KG Berlin, 3 Ws 312/21
Bemerkenswert, dass das OLG auch Zweifel hat, ob der Antrag dem Richter nicht schon vor dem Termin vorgelegen hat.
Anders sieht es (mal wieder) das OLG Frankfurt, das einen Entbindungsantrag gut viereinhalb Stunden vor der Hauptverhandlung nicht als rechtzeitig ansieht. Es nimmt zwar auch eine gebundene Entscheidung an (kein Ermessen des Gerichts), führte dann aber aus, dass dieser unter gewöhnlichen Umständen bei üblichem Geschäftsgang und zumutbarer Sorgfalt des Gerichts vom Richter zur Kenntnis genommen hätte werden können. Bisher ging es nicht nur um die Zeitspanne zwischen Eingang des Antrags und der Hauptverhandlung, sondern auch um die Art der Übermittlung. Bei elektronisch eingereichten Dokumenten ist zu überprüfen, ob dieses an die Geschäftsstelle oder den allgemeinen Anschluss des Gerichts gesandt wurde. In letzterem Fall bedarf es eines deutlichen Hinweises auf die Eilbedürftigkeit. Hier bekommen die Verteidiger verbal Prügel. Es sei zunehmend festzustellen, dass derartige Anträge häufig als nicht von einem sachorientierten, den Grundsätzen einer dem Verfahren dienendenden Handlung eines Organs der Rechtspflege gestellt werden. Es nimmt eine missbräuchliche Inanspruchnahme von verfahrensrechtlichen Anträgen häufiger an, hierbei wird den Verteidigern unterstellt, möglichst viele Gebühren zu generieren (dies wäre der Fall bei einer erfolgreichen Rechtsbeschwerde mit anschließender Zurückverweisung, es würden weitere Anwaltsgebühren anfallen). Bezug genommen wird dann auf die Schäden, die Rechtsschutzversicherungen und ihren Aktionären entstehen, weiterhin wird darauf hingewiesen, dass Gerichte wegen derartiger Vorgehensweisen überlastet seien. Das Gericht erwägt daher, zukünftig Entbindungsanträge nur noch als wirksam anzusehen, wenn diese mindestens 3 Werktage vor der Abwandlung gestellt werden.
Dann erhielt der Verteidiger doch noch ein Lob. Er hat eine zulässige Verfahrensrüge erhoben, der Senat weist darauf hin, dies sei in einer derartigen Konstellation das 1. Mal seit ca. 10 Jahren.
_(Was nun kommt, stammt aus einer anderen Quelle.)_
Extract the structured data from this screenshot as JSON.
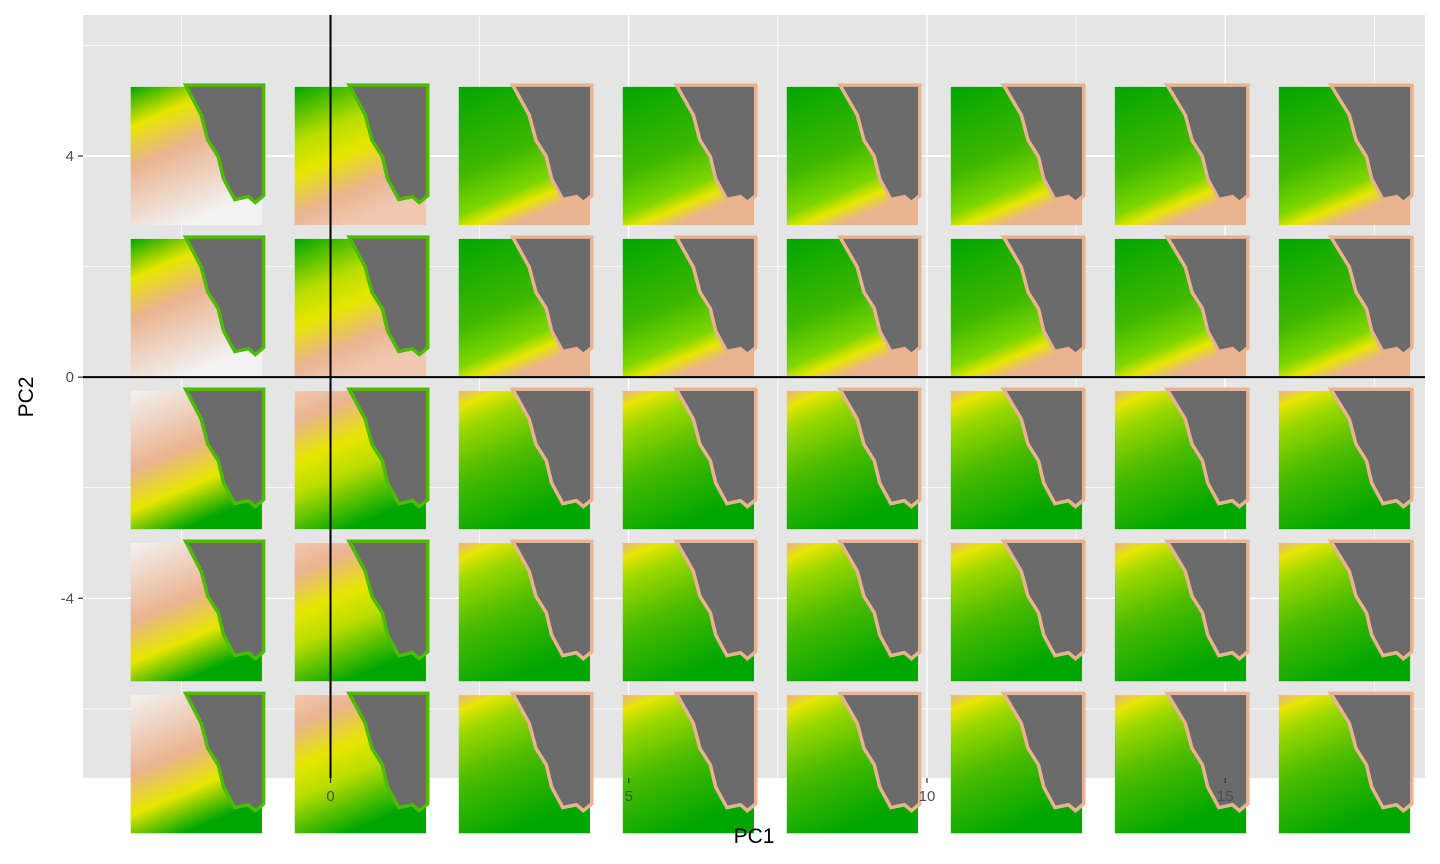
{
  "chart_data": {
    "type": "scatter",
    "title": "",
    "xlabel": "PC1",
    "ylabel": "PC2",
    "xlim": [
      -4.15,
      18.35
    ],
    "ylim": [
      -7.25,
      6.55
    ],
    "x_ticks": [
      0,
      5,
      10,
      15
    ],
    "x_tick_labels": [
      "0",
      "5",
      "10",
      "15"
    ],
    "y_ticks": [
      4,
      0,
      -4
    ],
    "y_tick_labels": [
      "4",
      "0",
      "-4"
    ],
    "grid": true,
    "reference_lines": {
      "x": 0,
      "y": 0
    },
    "marker": "raster map thumbnail",
    "columns_x": [
      -2.25,
      0.5,
      3.25,
      6.0,
      8.75,
      11.5,
      14.25,
      17.0
    ],
    "rows_y": [
      4.0,
      1.25,
      -1.5,
      -4.25,
      -7.0
    ],
    "tile_size": [
      2.2,
      2.5
    ],
    "colors": {
      "panel_background": "#e5e5e5",
      "grid": "#ffffff",
      "reference_line": "#000000",
      "land_masked": "#6b6b6b",
      "scale_low": "#00a600",
      "scale_mid": "#e6e600",
      "scale_high": "#eab38f",
      "scale_top": "#f2f2f2"
    }
  }
}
Die Angelegenheit wurde zwar aufgehoben, aber nicht an das Amtsgericht zurückverwiesen. Es erging eine Entscheidung durch das OLG nach § 79 VI OWiG (Verurteilung), einen rechtlichen Nachteil sah das OLG nicht, denn wenn der Betroffene entbunden worden wäre, wäre auch eine Entscheidung auf Basis der Aktenlage ergangen.
OLG Frankfurt, 2 Ss OWi 440/21
Meines Erachtens eine falsche Entscheidung, eine derartige Frist für die Stellung von Anträgen auf Entbindung ist im Gesetz nicht vorgesehen. Außerdem hätte nicht zwingend eine Entscheidung nach Aktenlage ergehen müssen, es hätte ja noch immer ein mit schriftlicher Vollmacht versehener Verteidiger bei Gericht erscheinen können.